Part of Viberg’s legacy is an identity immersed in crafting fully rebuildable footwear that offers the potential of a lifetime in one pair of boots. We use the fully rebuildable term often, and what it really means is the ability for the maker to rebuild from the constructed insole down, when performing a resole or repair service. This is made possible by using materials that are of a weight that breaks in rather than breaks down, and assembling via time honored techniques employed by skilled and trained craftspeople. These are components that are indistinguishable from the exterior of the product and can only be detected after years of use. This re-buildability is also independent from construction type. Goodyear welting and stitchdown construction are methods, but they do not necessarily denote quality or longevity. In the same way, not all wood framed houses are created equal whether it be the wood used, spacing, or craftspeople; both a house and a boot are living creations that will either stand the trials of time and conditions, or will wither into the ground.
The Viberg journey from solely existing as a premium work boot maker to standing on the intersection of fashion and heritage has been a fringe movement. While always focused on aesthetics, a big portion of the advancement of the brand and product has taken place inside the build and within the processes of manufacturing. Viberg has constantly searched for the best materials that can be used, from brass nails from Japan and staples from the UK where most makers use steel, to the finest oak pit tanned insole and midsole leathers from Spain, to evolving stitchdown with cork fillings and developing a proprietary engineered wood shank to replace the old steel shanks.

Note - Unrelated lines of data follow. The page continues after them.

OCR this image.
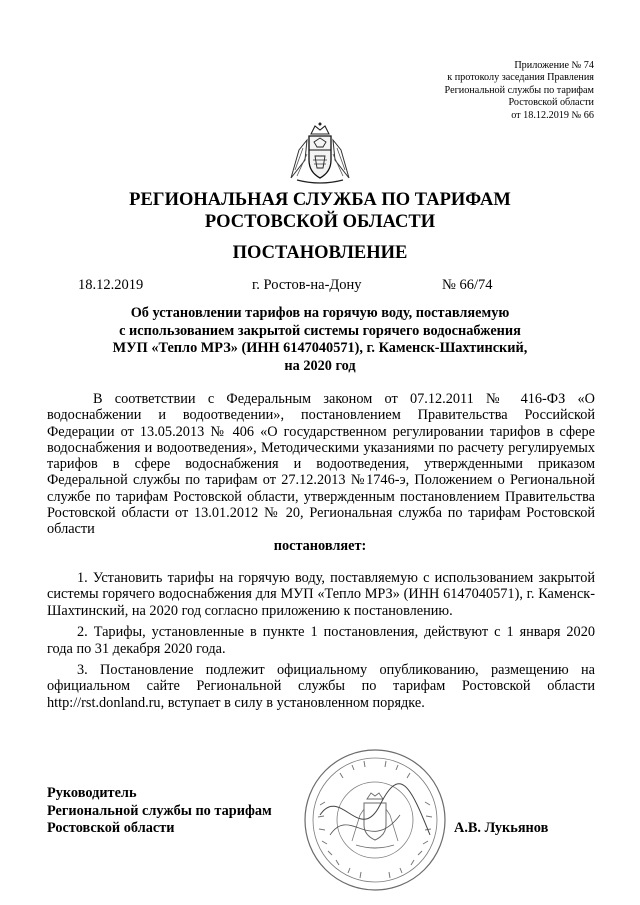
Приложение № 74
к протоколу заседания Правления
Региональной службы по тарифам
Ростовской области
от 18.12.2019 № 66
РЕГИОНАЛЬНАЯ СЛУЖБА ПО ТАРИФАМ
РОСТОВСКОЙ ОБЛАСТИ
ПОСТАНОВЛЕНИЕ
18.12.2019	г. Ростов-на-Дону	№ 66/74
Об установлении тарифов на горячую воду, поставляемую
с использованием закрытой системы горячего водоснабжения
МУП «Тепло МРЗ» (ИНН 6147040571), г. Каменск-Шахтинский,
на 2020 год

В соответствии с Федеральным законом от 07.12.2011 № 416-ФЗ «О водоснабжении и водоотведении», постановлением Правительства Российской Федерации от 13.05.2013 № 406 «О государственном регулировании тарифов в сфере водоснабжения и водоотведения», Методическими указаниями по расчету регулируемых тарифов в сфере водоснабжения и водоотведения, утвержденными приказом Федеральной службы по тарифам от 27.12.2013 №1746-э, Положением о Региональной службе по тарифам Ростовской области, утвержденным постановлением Правительства Ростовской области от 13.01.2012 № 20, Региональная служба по тарифам Ростовской области

постановляет:

1. Установить тарифы на горячую воду, поставляемую с использованием закрытой системы горячего водоснабжения для МУП «Тепло МРЗ» (ИНН 6147040571), г. Каменск-Шахтинский, на 2020 год согласно приложению к постановлению.

2. Тарифы, установленные в пункте 1 постановления, действуют с 1 января 2020 года по 31 декабря 2020 года.

3. Постановление подлежит официальному опубликованию, размещению на официальном сайте Региональной службы по тарифам Ростовской области http://rst.donland.ru, вступает в силу в установленном порядке.

Руководитель
Региональной службы по тарифам
Ростовской области	А.В. Лукьянов
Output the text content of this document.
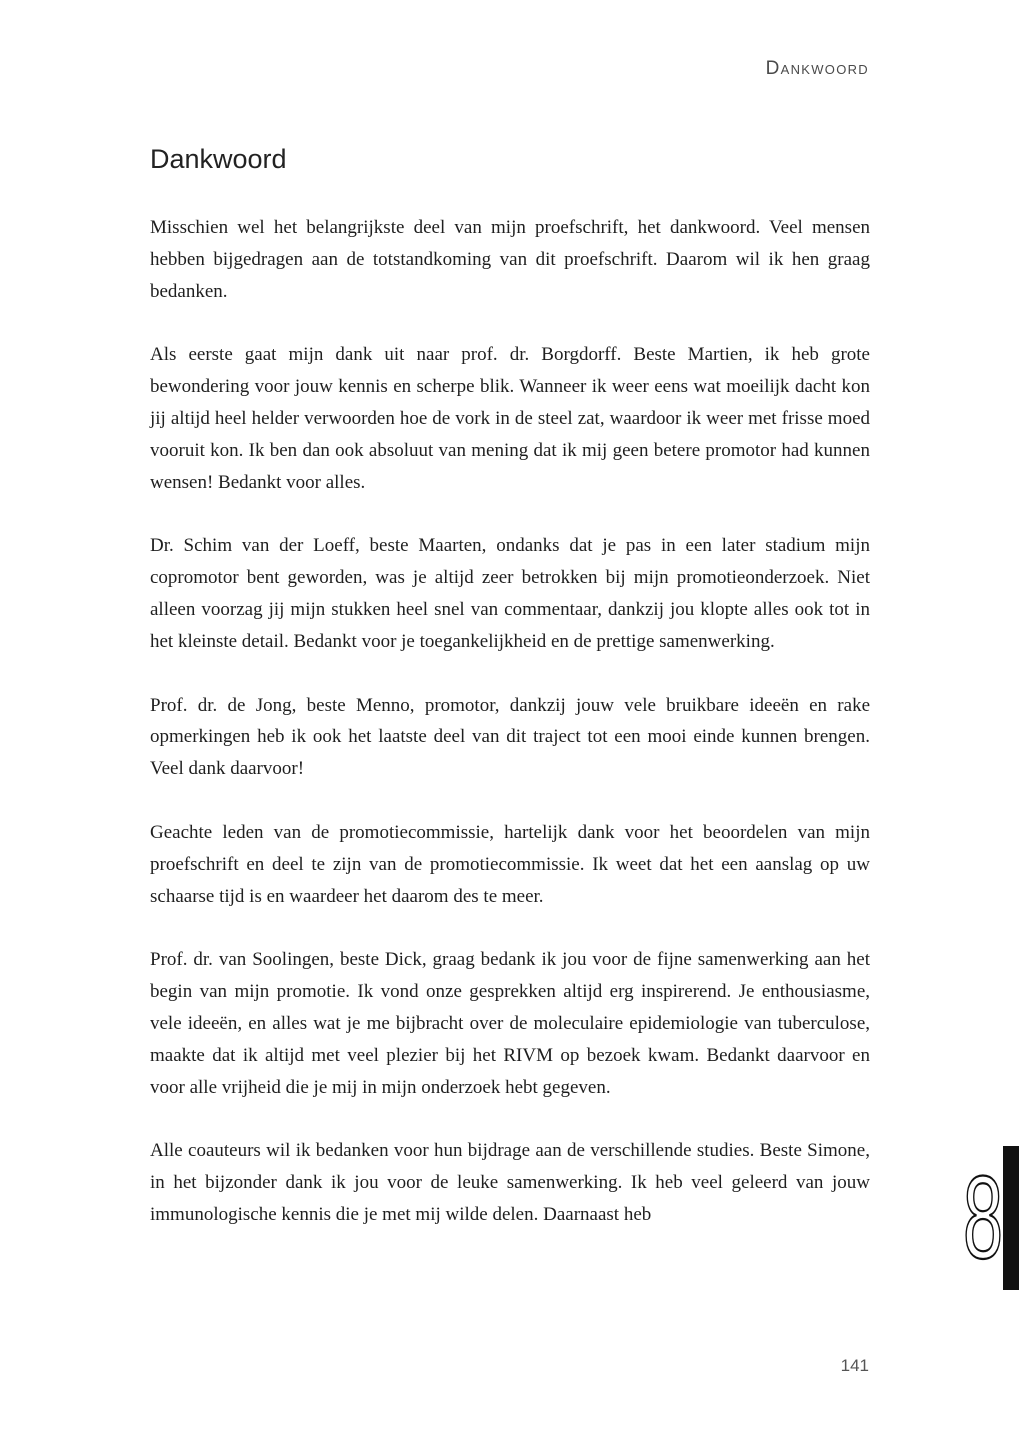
Dankwoord
Dankwoord

Misschien wel het belangrijkste deel van mijn proefschrift, het dankwoord. Veel mensen hebben bijgedragen aan de totstandkoming van dit proefschrift. Daarom wil ik hen graag bedanken.

Als eerste gaat mijn dank uit naar prof. dr. Borgdorff. Beste Martien, ik heb grote bewondering voor jouw kennis en scherpe blik. Wanneer ik weer eens wat moeilijk dacht kon jij altijd heel helder verwoorden hoe de vork in de steel zat, waardoor ik weer met frisse moed vooruit kon. Ik ben dan ook absoluut van mening dat ik mij geen betere promotor had kunnen wensen! Bedankt voor alles.

Dr. Schim van der Loeff, beste Maarten, ondanks dat je pas in een later stadium mijn copromotor bent geworden, was je altijd zeer betrokken bij mijn promotieonderzoek. Niet alleen voorzag jij mijn stukken heel snel van commentaar, dankzij jou klopte alles ook tot in het kleinste detail. Bedankt voor je toegankelijkheid en de prettige samenwerking.

Prof. dr. de Jong, beste Menno, promotor, dankzij jouw vele bruikbare ideeën en rake opmerkingen heb ik ook het laatste deel van dit traject tot een mooi einde kunnen brengen. Veel dank daarvoor!

Geachte leden van de promotiecommissie, hartelijk dank voor het beoordelen van mijn proefschrift en deel te zijn van de promotiecommissie. Ik weet dat het een aanslag op uw schaarse tijd is en waardeer het daarom des te meer.

Prof. dr. van Soolingen, beste Dick, graag bedank ik jou voor de fijne samenwerking aan het begin van mijn promotie. Ik vond onze gesprekken altijd erg inspirerend. Je enthousiasme, vele ideeën, en alles wat je me bijbracht over de moleculaire epidemiologie van tuberculose, maakte dat ik altijd met veel plezier bij het RIVM op bezoek kwam. Bedankt daarvoor en voor alle vrijheid die je mij in mijn onderzoek hebt gegeven.

Alle coauteurs wil ik bedanken voor hun bijdrage aan de verschillende studies. Beste Simone, in het bijzonder dank ik jou voor de leuke samenwerking. Ik heb veel geleerd van jouw immunologische kennis die je met mij wilde delen. Daarnaast heb	8
141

These endeavors were instituted to produce a more natural product throughout, and the result is footwear that is subtly lighter with a greater degree of molding potential, all the while performing better in all conditions for the long-haul. To constantly invest in these improvements that are not apparent from the exterior and are challenging to leverage through communication shows a core virtue of pridefully making the best footwear possible within their walls, giving customers far more value than the competitors can even conceive of offering, all whilst advancing considered, enriched aesthetic design.
There are many examples of Viberg’s well-measured progress, some of which have been contrary to the opinions of what they were or should be by a core audience. When Viberg started to move into Goodyear welting from their more commonly associated stitchdown construction, there was quite an upheaval within the community, and understandably so, as many heritage enthusiasts have seen their favored brands cheapen product quality while using the same bellwether language when describing a product’s method of manufacturing, despite an inferiority to previous eras and productions. However, this transition by Viberg was not in an attempt to achieve massive scale, mislead, or a nefarious business strategy, but rather to improve some long-term, planned offerings and to have wider capabilities in order to do so.
In true Viberg fashion, they drew upon their history first via their founding as a goodyear welting and nail-down boot maker, and a full generation before stitchdown production was introduced at Viberg in the 60-70’s, their logging and firefighting boot productions. Contrary to public opinion about the matter, Viberg’s legacy is as much a goodyear welt as a stitchdown footwear manufacturer. When re-introducing this type of construction, Brett did so with a desire to return to the highest proficiency of traditional welting, which harnesses components and steps utilized by only a few makers in today’s era. This involves using channeled insoles, which was only feasible after hunting for, purchasing, and rebuilding three WWI machines that cut a durable, single piece oak tanned leather insole, rather than the more common glued gemming construction used today. This actually added multiple steps to the process rather than streamlining their goodyear welting, but resulted in a superior product on another level entirely when compared to many other welted footwear producers. Furthering this methodology, Viberg uses improved and heavier materials in contrast to other makers who still employ traditional welting, thus offering workwear durability for a superior product when measured on resilience and longevity.
The core reasoning of adding goodyear welting was that it allowed Brett to explore styles and execute patterns with a higher level of refinement and streamlined aesthetic when juxtaposed to what stitchdown could offer. This included the Derby shoe, which was brought back from Edwin’s drafts from the 30’s, the wholecut Chelsea that was developed over nine pattern iterations and required the addition of two machines and four years of invested time to develop the perfected version, and finally the well-regarded wholecut slipper, which also has taken the community by storm as an understated, vintage-inspired casual shoe that’s almost become a default must-have for any collector. In addition, we have our own exclusive developments with Viberg using Goodyear welting on our Shelby Sharp and Pinky Blinders, which have been iterations on newly afforded patterns, and the completely original Hiking Hunter that combines patterns from several eras for a fully functional, outdoor-to-street hallmark boot that provides as much utility as it does style.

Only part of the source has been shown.